Does it matter what will happen to Arnold? Is it important how Steven reacted? Isn’t it all generic? Already heard, already seen? Isn’t all life just everytime the same, only for someone else? Did we not see all possibilities already? Countless stars get counted. When we have all, nothing is there to count. So we count random things. But is it important? We all know how counting works, but still don’t count on each other. Counter attackers are more likely than a friend you can count on. So why even count in the first place? We solved all puzzles anyway already, but on the other hand know nothing. So we are just what we are, living being who count random things and feel proud for counting. Does a sheep count the grass? Does a wolf count the sheep? Maybe they do, maybe they don’t. What does it matter, they have something to eat.
While all my words are dead until something happens in the real world they represent or represented. And still they won’t get alive, they are just data to represent something. That is why the question is, what am I trying to represent or communicate? Well, obviously that I am strange, what I am thinking about and what I recieve in some way. All together a story of my life without a real meaning, or is there? Sure you will find meaning here and there within my words or the videos and music. But still, it is up to you.
My own perspective is blurred, so I can’t see right all the time.
Each time I clean it, it gets blurred again, after some time, shortly after, most of the time.

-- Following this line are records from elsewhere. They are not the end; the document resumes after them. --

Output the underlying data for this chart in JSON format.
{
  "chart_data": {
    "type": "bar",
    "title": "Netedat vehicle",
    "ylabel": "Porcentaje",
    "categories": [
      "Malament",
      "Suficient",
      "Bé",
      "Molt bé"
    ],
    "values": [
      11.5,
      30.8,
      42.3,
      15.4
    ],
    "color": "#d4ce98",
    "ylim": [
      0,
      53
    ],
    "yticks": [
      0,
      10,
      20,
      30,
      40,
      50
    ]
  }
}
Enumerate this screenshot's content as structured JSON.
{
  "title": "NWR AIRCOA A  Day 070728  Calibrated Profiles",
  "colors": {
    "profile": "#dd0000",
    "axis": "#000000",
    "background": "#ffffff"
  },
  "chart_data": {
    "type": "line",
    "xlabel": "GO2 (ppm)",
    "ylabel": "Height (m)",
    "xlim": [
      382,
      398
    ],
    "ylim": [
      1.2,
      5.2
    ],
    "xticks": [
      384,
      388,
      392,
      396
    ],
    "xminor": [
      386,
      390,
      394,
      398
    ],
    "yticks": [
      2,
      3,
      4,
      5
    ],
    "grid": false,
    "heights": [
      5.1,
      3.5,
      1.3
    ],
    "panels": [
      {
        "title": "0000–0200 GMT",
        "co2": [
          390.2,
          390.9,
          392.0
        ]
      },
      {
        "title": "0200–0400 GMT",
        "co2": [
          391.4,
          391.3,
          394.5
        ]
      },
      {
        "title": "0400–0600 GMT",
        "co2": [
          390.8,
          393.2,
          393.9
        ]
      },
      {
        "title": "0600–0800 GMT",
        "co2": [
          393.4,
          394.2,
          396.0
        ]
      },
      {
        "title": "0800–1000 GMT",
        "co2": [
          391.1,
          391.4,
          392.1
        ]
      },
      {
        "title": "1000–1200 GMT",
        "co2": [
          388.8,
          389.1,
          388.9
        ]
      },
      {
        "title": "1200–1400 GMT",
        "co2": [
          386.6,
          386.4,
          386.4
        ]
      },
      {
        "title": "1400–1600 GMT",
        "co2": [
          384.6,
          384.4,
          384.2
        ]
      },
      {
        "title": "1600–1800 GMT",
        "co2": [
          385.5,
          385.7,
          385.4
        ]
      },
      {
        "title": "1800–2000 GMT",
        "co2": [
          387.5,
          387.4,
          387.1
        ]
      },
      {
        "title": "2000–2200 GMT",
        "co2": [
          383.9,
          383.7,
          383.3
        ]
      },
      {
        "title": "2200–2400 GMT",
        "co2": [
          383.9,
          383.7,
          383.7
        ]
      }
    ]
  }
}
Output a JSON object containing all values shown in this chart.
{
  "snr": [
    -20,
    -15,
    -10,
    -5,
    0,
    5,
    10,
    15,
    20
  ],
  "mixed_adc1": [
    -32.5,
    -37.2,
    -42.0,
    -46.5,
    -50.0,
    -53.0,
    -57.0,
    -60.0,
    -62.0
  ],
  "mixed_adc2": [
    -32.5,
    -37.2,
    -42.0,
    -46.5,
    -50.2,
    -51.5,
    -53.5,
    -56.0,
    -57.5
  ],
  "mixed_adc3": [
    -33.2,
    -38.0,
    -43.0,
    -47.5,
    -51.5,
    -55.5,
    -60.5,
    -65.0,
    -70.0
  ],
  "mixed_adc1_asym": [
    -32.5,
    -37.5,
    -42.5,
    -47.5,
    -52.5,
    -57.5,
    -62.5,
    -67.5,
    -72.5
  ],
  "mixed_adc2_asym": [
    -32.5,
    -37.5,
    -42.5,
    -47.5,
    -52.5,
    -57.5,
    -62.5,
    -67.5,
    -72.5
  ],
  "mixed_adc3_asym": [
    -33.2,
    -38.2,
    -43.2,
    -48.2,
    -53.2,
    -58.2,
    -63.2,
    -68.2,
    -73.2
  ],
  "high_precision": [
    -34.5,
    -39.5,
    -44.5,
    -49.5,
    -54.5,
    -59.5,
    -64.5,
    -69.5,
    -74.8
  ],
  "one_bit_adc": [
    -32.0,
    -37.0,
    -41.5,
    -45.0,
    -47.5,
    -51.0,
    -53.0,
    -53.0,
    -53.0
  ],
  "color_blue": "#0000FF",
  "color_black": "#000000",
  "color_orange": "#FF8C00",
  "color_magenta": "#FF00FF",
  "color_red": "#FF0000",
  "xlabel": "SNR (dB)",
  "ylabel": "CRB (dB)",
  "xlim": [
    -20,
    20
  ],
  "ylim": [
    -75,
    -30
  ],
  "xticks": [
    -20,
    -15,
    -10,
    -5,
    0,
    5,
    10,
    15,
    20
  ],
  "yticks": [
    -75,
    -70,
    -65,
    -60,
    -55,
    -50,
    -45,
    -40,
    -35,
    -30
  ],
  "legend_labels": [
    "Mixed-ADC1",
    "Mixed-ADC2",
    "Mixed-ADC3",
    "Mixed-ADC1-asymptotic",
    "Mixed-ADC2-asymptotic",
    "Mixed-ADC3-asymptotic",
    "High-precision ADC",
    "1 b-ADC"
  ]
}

Did you get anything out of it yet, could you extract some useful data for the Lotus? Could you create something to fight the infestation? Anyways, the war goes on and on, no matter what. Inside, outside, all the time. If there is nothing to fight for, the war is over before it really began. I have things to fight for, but they seem either impossible to me, wrong or just a dream, a lie I tell myself. Would I really do matter, now that I am this person? I doubt it, doubt myself all the time. So should I fight for something which might be a selfish thing after all? Maybe a lie I am telling myself because I believe some of my own lies, while I always say, I can’t trust myself?
The one I trust, knows way too much about me, I would say everything. But then is it helping? It helps in the way, that I am not alone with it anymore and it wasn’t the end of the connection, at least not from my perspective.
But then I am to focused on myself again. This is not good. The overthinking wants to calculate everything again, so I just sit here and write, while it is thinking. Can’t tell what will happen tomorrow or on monday morning.
I know what I don’t want, but what do I really want?